Attacks on the Press in 1999 - Somalia
|Publisher||Committee to Protect Journalists|
|Publication Date||February 2000|
|Cite as||Committee to Protect Journalists, Attacks on the Press in 1999 - Somalia, February 2000, available at: http://www.refworld.org/docid/47c565c0c.html [accessed 3 August 2015]|
|Disclaimer||This is not a UNHCR publication. UNHCR is not responsible for, nor does it necessarily endorse, its content. Any views expressed are solely those of the author or publisher and do not necessarily reflect those of UNHCR, the United Nations or its Member States.|
Ever since political rivals ousted President Mohammed Siad Barre in 1991, clan warfare has left Somalia without a central government. The country's media consists largely of small newsletters and faction-run radio stations, and independent journalism is virtually nonexistent in most parts of the country.
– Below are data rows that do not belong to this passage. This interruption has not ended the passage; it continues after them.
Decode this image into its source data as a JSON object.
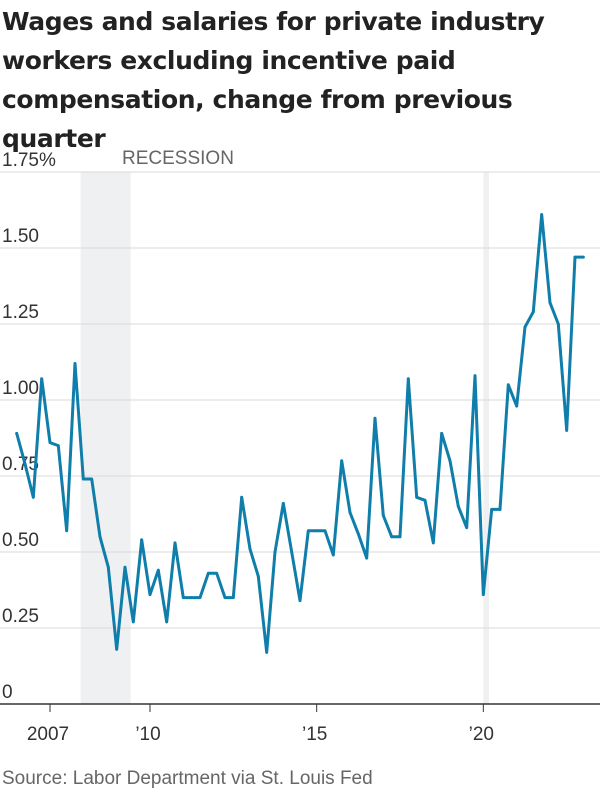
{
  "title": "Wages and salaries for private industry workers excluding incentive paid compensation, change from previous quarter",
  "source": "Source: Labor Department via St. Louis Fed",
  "recession_label": "RECESSION",
  "colors": {
    "line": "#0f7eaa",
    "shade": "#eff0f2",
    "grid": "#d9d9d9",
    "axis": "#333333"
  },
  "chart_data": {
    "type": "line",
    "title": "Wages and salaries for private industry workers excluding incentive paid compensation, change from previous quarter",
    "ylabel": "",
    "xlabel": "",
    "ylim": [
      0,
      1.75
    ],
    "xlim": [
      2005.5,
      2023.5
    ],
    "yticks": [
      0,
      0.25,
      0.5,
      0.75,
      1.0,
      1.25,
      1.5,
      1.75
    ],
    "ytick_labels": [
      "0",
      "0.25",
      "0.50",
      "0.75",
      "1.00",
      "1.25",
      "1.50",
      "1.75%"
    ],
    "xticks": [
      2007,
      2010,
      2015,
      2020
    ],
    "xtick_labels": [
      "2007",
      "’10",
      "’15",
      "’20"
    ],
    "grid": true,
    "shaded_periods": [
      {
        "label": "RECESSION",
        "start": 2007.92,
        "end": 2009.42
      },
      {
        "label": "",
        "start": 2020.0,
        "end": 2020.17
      }
    ],
    "series": [
      {
        "x": [
          2006.0,
          2006.25,
          2006.5,
          2006.75,
          2007.0,
          2007.25,
          2007.5,
          2007.75,
          2008.0,
          2008.25,
          2008.5,
          2008.75,
          2009.0,
          2009.25,
          2009.5,
          2009.75,
          2010.0,
          2010.25,
          2010.5,
          2010.75,
          2011.0,
          2011.25,
          2011.5,
          2011.75,
          2012.0,
          2012.25,
          2012.5,
          2012.75,
          2013.0,
          2013.25,
          2013.5,
          2013.75,
          2014.0,
          2014.25,
          2014.5,
          2014.75,
          2015.0,
          2015.25,
          2015.5,
          2015.75,
          2016.0,
          2016.25,
          2016.5,
          2016.75,
          2017.0,
          2017.25,
          2017.5,
          2017.75,
          2018.0,
          2018.25,
          2018.5,
          2018.75,
          2019.0,
          2019.25,
          2019.5,
          2019.75,
          2020.0,
          2020.25,
          2020.5,
          2020.75,
          2021.0,
          2021.25,
          2021.5,
          2021.75,
          2022.0,
          2022.25,
          2022.5,
          2022.75,
          2023.0
        ],
        "values": [
          0.89,
          0.79,
          0.68,
          1.07,
          0.86,
          0.85,
          0.57,
          1.12,
          0.74,
          0.74,
          0.55,
          0.45,
          0.18,
          0.45,
          0.27,
          0.54,
          0.36,
          0.44,
          0.27,
          0.53,
          0.35,
          0.35,
          0.35,
          0.43,
          0.43,
          0.35,
          0.35,
          0.68,
          0.51,
          0.42,
          0.17,
          0.5,
          0.66,
          0.5,
          0.34,
          0.57,
          0.57,
          0.57,
          0.49,
          0.8,
          0.63,
          0.56,
          0.48,
          0.94,
          0.62,
          0.55,
          0.55,
          1.07,
          0.68,
          0.67,
          0.53,
          0.89,
          0.8,
          0.65,
          0.58,
          1.08,
          0.36,
          0.64,
          0.64,
          1.05,
          0.98,
          1.24,
          1.29,
          1.61,
          1.32,
          1.25,
          0.9,
          1.47,
          1.47
        ]
      }
    ]
  }
}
Somalia is largely fractured into warring fiefdoms controlled by warlords. This political anarchy has been compounded by the spillover of the Ethiopia – Eritrea war, with both countries backing rival Somali factions to further their own agendas.
In the warlord Hussein Aidid's territory in southern Mogadishu, the Voice of the People radio station generally broadcasts anti-Ethiopia propaganda, often accusing Ethiopia of sending its troops into Somalia. Journalists working in the territory are ordered to report only Aidid's version of events, and those who provide more-objective coverage run grave personal risks. BBC stringer Yussuf Hassan Moalim was repeatedly harassed and threatened by Aidid's heavily armed bodyguards over what they saw as "unfavorable" coverage of the Ethiopia issue. According to the BBC, Moalim, who is based outside Somalia, eventually decided not to return, fearing for his life.
In northeastern Somalia, the self-declared autonomous region of Puntland, under the leadership of Colonel Abdullahi Yusuf, was also highly sensitive to media criticism. The August arrest and detention of three journalists from the newspapers Sahan and Riyaq was just one example; there were other reports of arrested journalists, which CPJ was unable to corroborate owing to extremely poor communications throughout Somalia.
On November 23, the BBC reported that Bille Mahmud Qaboobe, editor of the newspaper Yool, had been sentenced to three months in jail by a court in the Puntland capital of Boosaaso. The editor was apparently "accused of publishing information unfavorable to the Puntland administration." According to other sources, Qaboobe and two other detained journalists were soon released because of pressure from their respective clan and subclan elders.
Also in November, the Puntland administration reportedly issued a media decree requiring both local and international journalists working in areas under its control to register with the Ministry of Information. The decree stipulated that journalists "can only exercise their business under the full authority and permission of the Puntland administration."
Journalists also faced problems in the breakaway Somaliland Republic, under the leadership of President Mohammed Ibrahim Egal. Somaliland's only independent Somali-language daily, Jamhuriya, routinely criticized the local government in print. As a result, the paper was threatened, harassed, and denied access to official information.
Abdulkadir Ali, Sahan IMPRISONED
Mohamed Deeq, Sahan IMPRISONED
Ahmed Mohamed Ali, Riyaq IMPRISONED
Authorities in Somalia's autonomous Puntland State ordered the arrest of editors Ali and Deeq, of the private weekly Sahan, and reporter Mohamed Ali, of the independent newspaper Riyaq, in retaliation for the journalists' criticism of their human-rights practices. No official charges were pressed. Deeq was released three days later, Ali four days after him, and Mohamed Ali after nine days in detention.